In order for these tests to best simulate the conditions of my application, the aim must be to closely simulate random values (representing the lookup addresses) that are evenly distributed across the entire range of possible addresses. Maybe a better way would have been to assign each address (0-1048575 32 times) and then shuffle the deck so to speak. e.g. in a video frame taken from the real world, one cannot predict what one pixel value will be versus the next. (MAC Mini performance per what is below is 315 ms ± 5ms with single thread, and 217ms with 2 threads)

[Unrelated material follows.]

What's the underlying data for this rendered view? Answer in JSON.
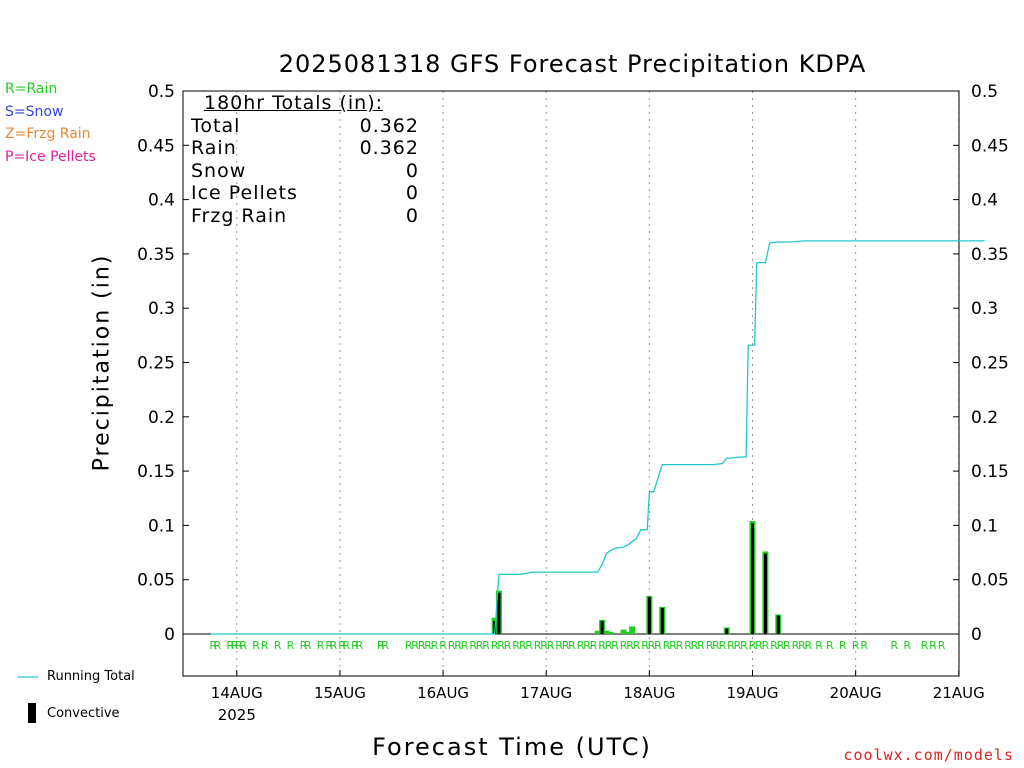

for (int i=0; i < IMGSIZE; i++) {The Official NVIDIA Forums | NVIDIA

imgData[i] = rand() % LUTSIZE;

}

int ii=0;

do{

for (int i=0; i < LUTSIZE; i++) {

imgData[ii*LUTSIZE + ( (rand()%1024) * (rand()%1024) )] = i;

imgData[ii*LUTSIZE + ( (rand()%1024) * (rand()%1024) )] = LUTSIZE-1-i;

}

ii++;

}while(ii<32);

It would be great if you could re-run your test with the randomizing changes I suggested. And if you still see the performance, then reconcile that for me against NVidia’s published latency. 12.6 would be nice but I don’t understand how you could get it with random memory reads. Where as Jaimie’s test was from host to device back to host. I’m really interested in read device memory LUT and write device memory LUT for random accesses. And I’m very interested in the GTX 280 results. Thanks.